Mutations that disrupt the mitochondrial genome cause a number of human diseases whose phenotypic presentation varies widely among tissues and individuals. This variability owes in part to the unconventional genetics of mitochondrial DNA (mtDNA), which includes polyploidy, maternal inheritance and dependence on nuclear-encoded factors. The recent development of genetic tools for manipulating mitochondrial genome in Drosophila melanogaster renders this powerful model organism an attractive alternative to mammalian systems for understanding mtDNA-related diseases. In this review, we summarize mtDNA genetics and human mtDNA-related diseases. We highlight existing Drosophila models of mtDNA mutations and discuss their potential use in advancing our knowledge of mitochondrial biology and in modeling human mitochondrial disorders. We also discuss the potential and present challenges of gene therapy for the future treatment of mtDNA diseases.

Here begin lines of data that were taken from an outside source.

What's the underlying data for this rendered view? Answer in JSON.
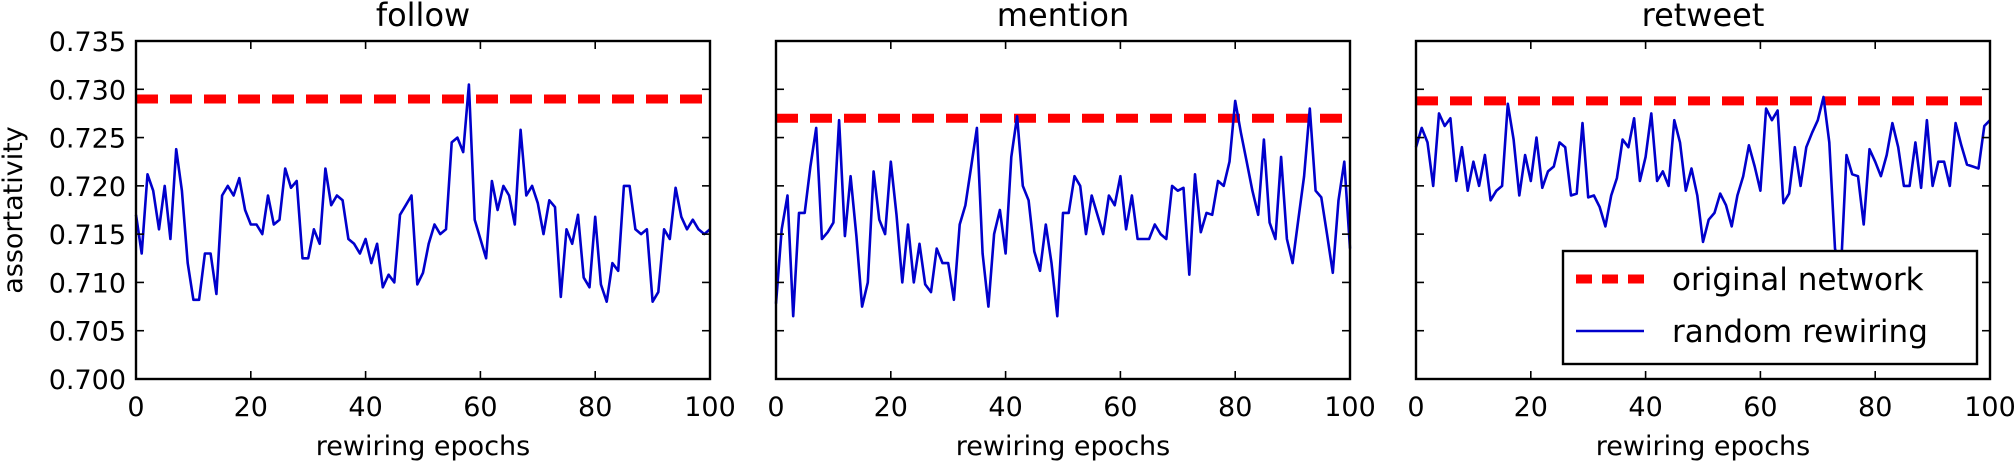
{
  "chart_data": [
    {
      "type": "line",
      "title": "follow",
      "xlabel": "rewiring epochs",
      "ylabel": "assortativity",
      "xlim": [
        0,
        100
      ],
      "ylim": [
        0.7,
        0.735
      ],
      "xticks": [
        "0",
        "20",
        "40",
        "60",
        "80",
        "100"
      ],
      "yticks": [
        "0.700",
        "0.705",
        "0.710",
        "0.715",
        "0.720",
        "0.725",
        "0.730",
        "0.735"
      ],
      "grid": false,
      "series": [
        {
          "name": "original network",
          "style": "dashed",
          "color": "#ff0000",
          "y_constant": 0.729
        },
        {
          "name": "random rewiring",
          "style": "solid",
          "color": "#0000cc",
          "x": [
            0,
            1,
            2,
            3,
            4,
            5,
            6,
            7,
            8,
            9,
            10,
            11,
            12,
            13,
            14,
            15,
            16,
            17,
            18,
            19,
            20,
            21,
            22,
            23,
            24,
            25,
            26,
            27,
            28,
            29,
            30,
            31,
            32,
            33,
            34,
            35,
            36,
            37,
            38,
            39,
            40,
            41,
            42,
            43,
            44,
            45,
            46,
            47,
            48,
            49,
            50,
            51,
            52,
            53,
            54,
            55,
            56,
            57,
            58,
            59,
            60,
            61,
            62,
            63,
            64,
            65,
            66,
            67,
            68,
            69,
            70,
            71,
            72,
            73,
            74,
            75,
            76,
            77,
            78,
            79,
            80,
            81,
            82,
            83,
            84,
            85,
            86,
            87,
            88,
            89,
            90,
            91,
            92,
            93,
            94,
            95,
            96,
            97,
            98,
            99,
            100
          ],
          "values": [
            0.717,
            0.713,
            0.7212,
            0.7195,
            0.7155,
            0.72,
            0.7145,
            0.7238,
            0.7195,
            0.712,
            0.7082,
            0.7082,
            0.713,
            0.713,
            0.7088,
            0.719,
            0.72,
            0.719,
            0.7208,
            0.7175,
            0.716,
            0.716,
            0.715,
            0.719,
            0.716,
            0.7165,
            0.7218,
            0.7198,
            0.7205,
            0.7125,
            0.7125,
            0.7155,
            0.714,
            0.7218,
            0.718,
            0.719,
            0.7185,
            0.7145,
            0.714,
            0.713,
            0.7145,
            0.712,
            0.714,
            0.7095,
            0.7108,
            0.71,
            0.717,
            0.718,
            0.719,
            0.7098,
            0.711,
            0.714,
            0.716,
            0.715,
            0.7155,
            0.7245,
            0.725,
            0.7235,
            0.7305,
            0.7165,
            0.7145,
            0.7125,
            0.7205,
            0.7175,
            0.72,
            0.719,
            0.716,
            0.7258,
            0.719,
            0.72,
            0.7182,
            0.715,
            0.7185,
            0.7178,
            0.7085,
            0.7155,
            0.714,
            0.717,
            0.7105,
            0.7095,
            0.7168,
            0.7098,
            0.708,
            0.712,
            0.7112,
            0.72,
            0.72,
            0.7155,
            0.715,
            0.7155,
            0.708,
            0.709,
            0.7155,
            0.7145,
            0.7198,
            0.7168,
            0.7155,
            0.7165,
            0.7155,
            0.715,
            0.7155
          ]
        }
      ]
    },
    {
      "type": "line",
      "title": "mention",
      "xlabel": "rewiring epochs",
      "xlim": [
        0,
        100
      ],
      "ylim": [
        0.7,
        0.735
      ],
      "xticks": [
        "0",
        "20",
        "40",
        "60",
        "80",
        "100"
      ],
      "grid": false,
      "series": [
        {
          "name": "original network",
          "style": "dashed",
          "color": "#ff0000",
          "y_constant": 0.727
        },
        {
          "name": "random rewiring",
          "style": "solid",
          "color": "#0000cc",
          "x": [
            0,
            1,
            2,
            3,
            4,
            5,
            6,
            7,
            8,
            9,
            10,
            11,
            12,
            13,
            14,
            15,
            16,
            17,
            18,
            19,
            20,
            21,
            22,
            23,
            24,
            25,
            26,
            27,
            28,
            29,
            30,
            31,
            32,
            33,
            34,
            35,
            36,
            37,
            38,
            39,
            40,
            41,
            42,
            43,
            44,
            45,
            46,
            47,
            48,
            49,
            50,
            51,
            52,
            53,
            54,
            55,
            56,
            57,
            58,
            59,
            60,
            61,
            62,
            63,
            64,
            65,
            66,
            67,
            68,
            69,
            70,
            71,
            72,
            73,
            74,
            75,
            76,
            77,
            78,
            79,
            80,
            81,
            82,
            83,
            84,
            85,
            86,
            87,
            88,
            89,
            90,
            91,
            92,
            93,
            94,
            95,
            96,
            97,
            98,
            99,
            100
          ],
          "values": [
            0.7078,
            0.7155,
            0.719,
            0.7065,
            0.7172,
            0.7172,
            0.722,
            0.726,
            0.7145,
            0.7152,
            0.7162,
            0.7268,
            0.7148,
            0.721,
            0.7148,
            0.7075,
            0.71,
            0.7215,
            0.7165,
            0.715,
            0.7225,
            0.717,
            0.71,
            0.716,
            0.71,
            0.714,
            0.7098,
            0.709,
            0.7135,
            0.712,
            0.712,
            0.7082,
            0.716,
            0.718,
            0.722,
            0.726,
            0.713,
            0.7075,
            0.715,
            0.7175,
            0.713,
            0.723,
            0.7272,
            0.72,
            0.7185,
            0.7132,
            0.7112,
            0.716,
            0.712,
            0.7065,
            0.7172,
            0.7172,
            0.721,
            0.72,
            0.715,
            0.719,
            0.717,
            0.715,
            0.719,
            0.718,
            0.721,
            0.7155,
            0.719,
            0.7145,
            0.7145,
            0.7145,
            0.716,
            0.715,
            0.7145,
            0.72,
            0.7195,
            0.7198,
            0.7108,
            0.7212,
            0.7152,
            0.7172,
            0.717,
            0.7205,
            0.72,
            0.7225,
            0.7288,
            0.7255,
            0.7225,
            0.7195,
            0.717,
            0.7248,
            0.7162,
            0.7145,
            0.723,
            0.7145,
            0.712,
            0.7165,
            0.721,
            0.728,
            0.7195,
            0.7188,
            0.715,
            0.711,
            0.7185,
            0.7225,
            0.7135
          ]
        }
      ]
    },
    {
      "type": "line",
      "title": "retweet",
      "xlabel": "rewiring epochs",
      "xlim": [
        0,
        100
      ],
      "ylim": [
        0.7,
        0.735
      ],
      "xticks": [
        "0",
        "20",
        "40",
        "60",
        "80",
        "100"
      ],
      "grid": false,
      "legend": {
        "position": "lower-right",
        "entries": [
          "original network",
          "random rewiring"
        ]
      },
      "series": [
        {
          "name": "original network",
          "style": "dashed",
          "color": "#ff0000",
          "y_constant": 0.7288
        },
        {
          "name": "random rewiring",
          "style": "solid",
          "color": "#0000cc",
          "x": [
            0,
            1,
            2,
            3,
            4,
            5,
            6,
            7,
            8,
            9,
            10,
            11,
            12,
            13,
            14,
            15,
            16,
            17,
            18,
            19,
            20,
            21,
            22,
            23,
            24,
            25,
            26,
            27,
            28,
            29,
            30,
            31,
            32,
            33,
            34,
            35,
            36,
            37,
            38,
            39,
            40,
            41,
            42,
            43,
            44,
            45,
            46,
            47,
            48,
            49,
            50,
            51,
            52,
            53,
            54,
            55,
            56,
            57,
            58,
            59,
            60,
            61,
            62,
            63,
            64,
            65,
            66,
            67,
            68,
            69,
            70,
            71,
            72,
            73,
            74,
            75,
            76,
            77,
            78,
            79,
            80,
            81,
            82,
            83,
            84,
            85,
            86,
            87,
            88,
            89,
            90,
            91,
            92,
            93,
            94,
            95,
            96,
            97,
            98,
            99,
            100
          ],
          "values": [
            0.724,
            0.726,
            0.7245,
            0.72,
            0.7275,
            0.7262,
            0.727,
            0.7205,
            0.724,
            0.7195,
            0.7225,
            0.72,
            0.7232,
            0.7185,
            0.7195,
            0.72,
            0.7285,
            0.7248,
            0.719,
            0.7232,
            0.7205,
            0.725,
            0.7198,
            0.7215,
            0.722,
            0.7245,
            0.724,
            0.719,
            0.7192,
            0.7265,
            0.7188,
            0.719,
            0.7178,
            0.7158,
            0.719,
            0.7208,
            0.7248,
            0.724,
            0.727,
            0.7205,
            0.723,
            0.7275,
            0.7205,
            0.7215,
            0.72,
            0.7268,
            0.7245,
            0.7195,
            0.7218,
            0.719,
            0.7142,
            0.7165,
            0.7172,
            0.7192,
            0.718,
            0.7158,
            0.719,
            0.721,
            0.7242,
            0.722,
            0.7195,
            0.728,
            0.7268,
            0.7278,
            0.7182,
            0.7192,
            0.724,
            0.72,
            0.724,
            0.7255,
            0.7268,
            0.7292,
            0.7245,
            0.7135,
            0.711,
            0.7232,
            0.7212,
            0.721,
            0.716,
            0.7238,
            0.7225,
            0.721,
            0.7232,
            0.7265,
            0.724,
            0.72,
            0.72,
            0.7245,
            0.7198,
            0.7268,
            0.72,
            0.7225,
            0.7225,
            0.72,
            0.7265,
            0.7242,
            0.7222,
            0.722,
            0.7218,
            0.7262,
            0.7268
          ]
        }
      ]
    }
  ],
  "colors": {
    "original": "#ff0000",
    "random": "#0000cc",
    "axes": "#000000"
  }
}
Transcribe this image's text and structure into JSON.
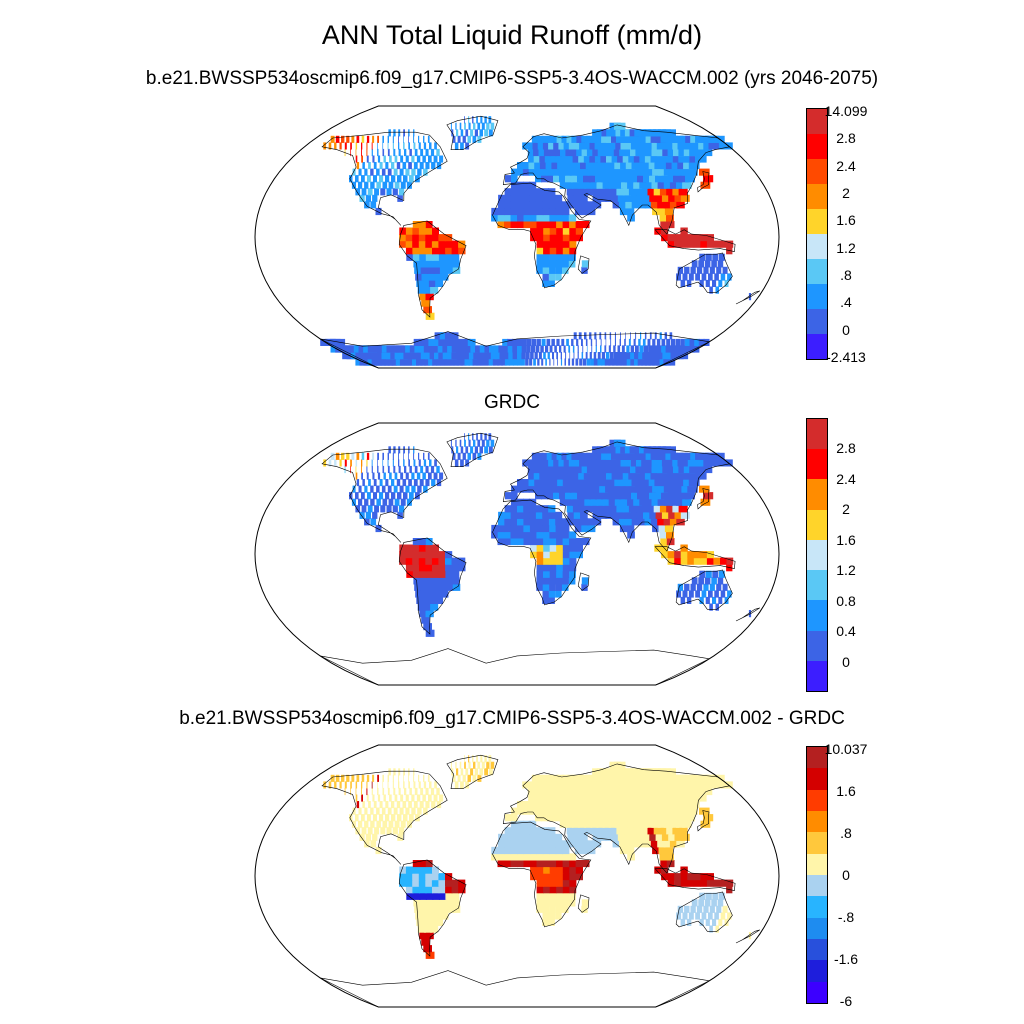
{
  "title": "ANN Total Liquid Runoff (mm/d)",
  "panels": [
    {
      "subtitle": "b.e21.BWSSP534oscmip6.f09_g17.CMIP6-SSP5-3.4OS-WACCM.002 (yrs 2046-2075)",
      "field": "model",
      "colorbar": {
        "colors": [
          "#d42c2c",
          "#ff0000",
          "#ff4a00",
          "#ff8c00",
          "#ffd42a",
          "#c8e6f8",
          "#5ac8f5",
          "#1e96ff",
          "#3c64e6",
          "#3c1eff"
        ],
        "labels": [
          "14.099",
          "2.8",
          "2.4",
          "2",
          "1.6",
          "1.2",
          ".8",
          ".4",
          "0",
          "-2.413"
        ]
      }
    },
    {
      "subtitle": "GRDC",
      "field": "obs",
      "colorbar": {
        "colors": [
          "#d42c2c",
          "#ff0000",
          "#ff8c00",
          "#ffd42a",
          "#c8e6f8",
          "#5ac8f5",
          "#1e96ff",
          "#3c64e6",
          "#3c1eff"
        ],
        "labels": [
          "2.8",
          "2.4",
          "2",
          "1.6",
          "1.2",
          "0.8",
          "0.4",
          "0"
        ]
      }
    },
    {
      "subtitle": "b.e21.BWSSP534oscmip6.f09_g17.CMIP6-SSP5-3.4OS-WACCM.002 - GRDC",
      "field": "diff",
      "colorbar": {
        "colors": [
          "#b42020",
          "#d40000",
          "#ff3c00",
          "#ff8c00",
          "#ffc83c",
          "#fff5aa",
          "#aad2f0",
          "#28b4ff",
          "#1e8cf0",
          "#2850dc",
          "#1e1edc",
          "#3c00ff"
        ],
        "labels": [
          "10.037",
          "1.6",
          ".8",
          "0",
          "-.8",
          "-1.6",
          "-6"
        ]
      }
    }
  ]
}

破坏线粒体基因组的突变会导致许多人类疾病，这些人类疾病的表型表现在组织和个人之间差异很大。这种变异性部分归因于线粒体DNA（mtDNA）的非常规遗传学，包括多倍体，母体遗传和对核编码因子的依赖性。在果蝇中操纵线粒体基因组的遗传工具的最新发展，使这种功能强大的模型生物成为哺乳动物系统了解mtDNA相关疾病的诱人替代品。在这篇综述中，我们总结了mtDNA遗传学和人类mtDNA相关疾病。我们强调现有的果蝇mtDNA突变的模型，并讨论它们在增进我们对线粒体生物学知识和对人类线粒体疾病进行建模中的潜在用途。我们还讨论了基因治疗在mtDNA疾病未来治疗中的潜在和当前挑战。